PatchWork
by
Joyce Whitis

Last Updated 09/06/05


Email: joy@our-town.com


Grasshopper Invasion is in Full Force



   The washing was done and I decided to by-pass the dryer and hang the sheets and towels and assorted clothing on the wire clothes lines behind the house. I said to myself that I really liked the smell of sun dried sheets but in reality an excuse to be outside was part of it. Once out on the green grass , with the sweet smell of Mimosa blooms floating on the morning breeze, I thought to myself that I had never seen a more perfect day.

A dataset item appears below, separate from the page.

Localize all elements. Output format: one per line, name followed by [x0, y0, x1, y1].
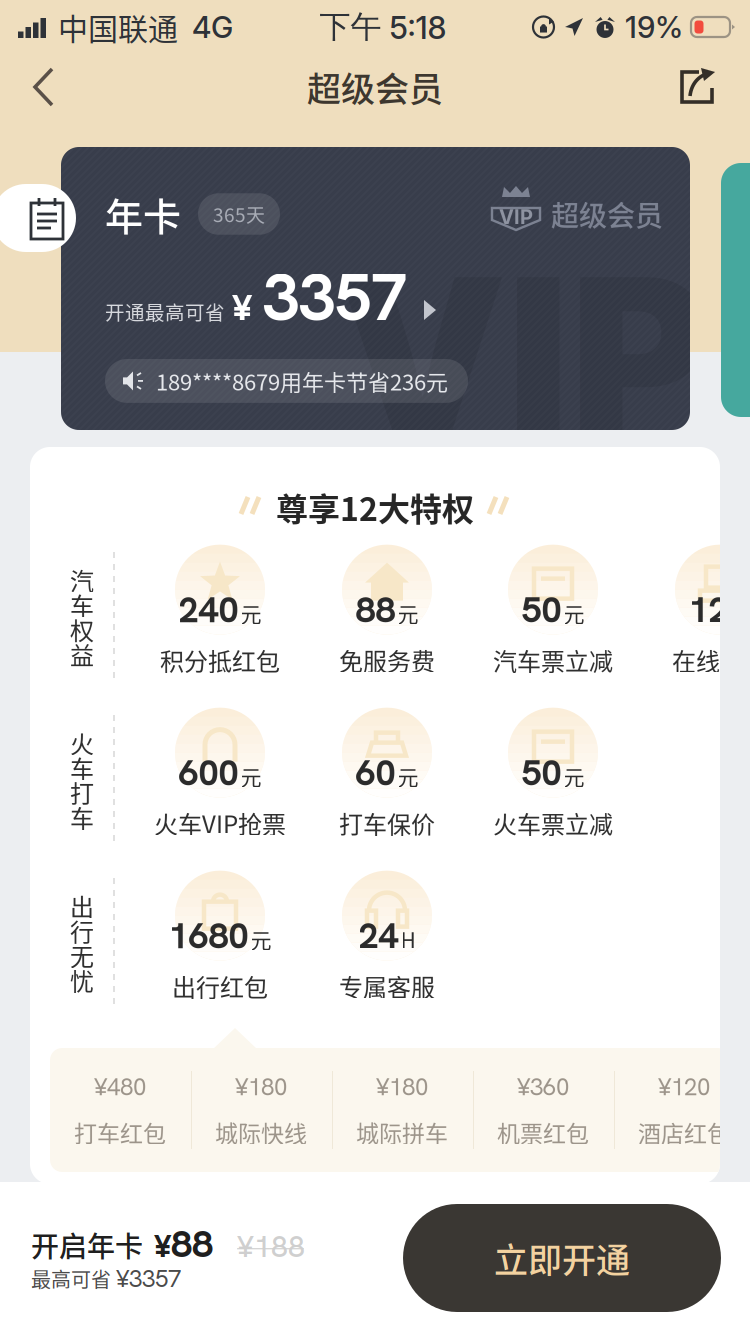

   I reached in my old cloth clothes pin bag, the only one I have had in 49 years of marriage, and picked up a handful of wooden pins, some of which were my mother’s. As I fastened a soft yellow sheet to the line, that good feeling inside grew even better. I envisioned Mother hanging the washing on the line years ago with some of those same pins. I used to love to help her and remember that she taught me to be orderly by hanging all the socks together, the pillow cases together, and so on. She would say to me, “There’s a place for everything and everything in its place. That’s the order of the world.”

    It’s a phrase that I learned well. To this day I like order in my life because it makes me feel comfortable to see beds made, dishes washed and put away. What I’d like to know is what place do grasshoppers have in this world. The thought came to me as I finished hanging up the washing and had to dump grasshoppers out of my wicker clothes basket. The little hoppers were jumping up and down in the grass and chomping on the tree leaves, creating a sorry sight for anybody who prefers grass, trees, and flowers to bare ground.

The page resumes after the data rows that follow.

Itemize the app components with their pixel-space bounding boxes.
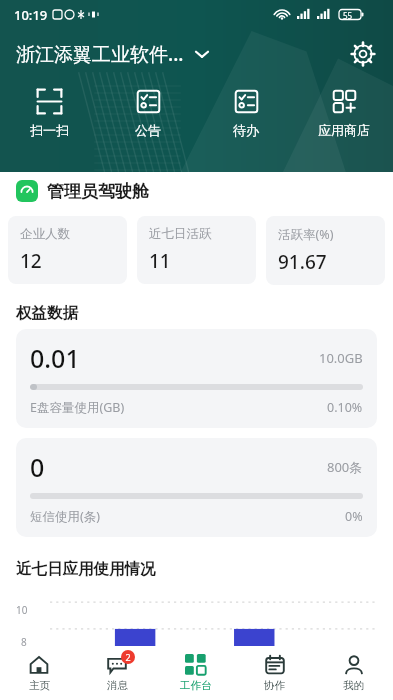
button[interactable]: 我的 xyxy=(314,646,393,700)
staticText: 活跃率(%) xyxy=(278,226,334,243)
staticText: 0% xyxy=(345,508,363,525)
staticText: 企业人数 xyxy=(20,226,70,242)
staticText: 8 xyxy=(21,635,27,649)
staticText: 待办 xyxy=(233,122,259,138)
button[interactable]: 协作 xyxy=(235,646,314,700)
button[interactable]: 设置 xyxy=(347,38,379,70)
button[interactable]: 待办 xyxy=(197,82,295,156)
staticText: 浙江添翼工业软件... xyxy=(16,41,184,67)
staticText: 我的 xyxy=(343,679,364,692)
staticText: 应用商店 xyxy=(318,122,370,138)
staticText: E盘容量使用(GB) xyxy=(30,399,125,416)
staticText: 短信使用(条) xyxy=(30,508,101,525)
button[interactable]: 近七日活跃 xyxy=(137,216,256,284)
button[interactable]: 2 xyxy=(78,646,156,700)
button[interactable]: 企业人数 xyxy=(8,216,127,284)
staticText: 0.10% xyxy=(327,399,363,416)
button[interactable]: 活跃率(%) xyxy=(266,216,385,285)
staticText: 10 xyxy=(16,603,28,617)
staticText: 公告 xyxy=(135,122,161,138)
staticText: 管理员驾驶舱 xyxy=(47,181,149,202)
button[interactable]: 浙江添翼工业软件... xyxy=(16,37,210,71)
staticText: 近七日应用使用情况 xyxy=(16,559,156,579)
staticText: 10.0GB xyxy=(319,349,363,367)
staticText: 权益数据 xyxy=(16,303,78,323)
staticText: 主页 xyxy=(29,679,50,692)
staticText: 2 xyxy=(125,651,131,663)
button[interactable]: 公告 xyxy=(99,82,197,156)
staticText: 消息 xyxy=(107,679,128,692)
staticText: 0.01 xyxy=(30,341,80,375)
staticText: 55 xyxy=(343,10,353,21)
button[interactable]: 工作台 xyxy=(156,646,235,700)
staticText: 11 xyxy=(149,248,171,274)
button[interactable]: 扫一扫 xyxy=(0,82,99,156)
button[interactable]: 主页 xyxy=(0,646,78,700)
button[interactable]: 0 xyxy=(16,438,377,537)
staticText: 0 xyxy=(30,450,45,484)
staticText: 扫一扫 xyxy=(30,122,69,138)
staticText: 协作 xyxy=(264,679,285,692)
button[interactable]: 应用商店 xyxy=(295,82,393,156)
staticText: 近七日活跃 xyxy=(149,226,212,242)
button[interactable]: 0.01 xyxy=(16,329,377,428)
staticText: 91.67 xyxy=(278,249,327,275)
staticText: 工作台 xyxy=(180,679,212,692)
staticText: 800条 xyxy=(327,458,363,476)
staticText: 10:19 xyxy=(14,6,48,24)
staticText: 12 xyxy=(20,248,42,274)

    Our herd of guineas has foraged on bugs for years, keeping our place clear of unwanted bugs, ticks, and apparently fleas, since we don’t have any. But three years of severe drought has caused the grasshopper to multiply faster than our guineas capicity to digest them. Any day I expect to see our faithful harvesters lying on their backs, feet in the air just stuffed to where they can’t eat one more hopper.

    Lately I’m been contemplating sending an SOS to the seagulls for help. You remember how they flew in by the thousands to rid the Mormons’s Utah farms of the destructive insects. I believe that was the furtherest inland that seagulls ever flew but they cleaned out the grasshoppers and took off back to the ocean.

    At least this invasion of grasshoppers has taken our worries off fire ants for awhile. Now if we could just figure out a way to stage a war between ants and hoppers....... Maybe the hoppers could threaten the ants’ food supply. However I don’t know what fire ants eat except human legs and electrical equipment and I think hoppers aren’t interested in those two.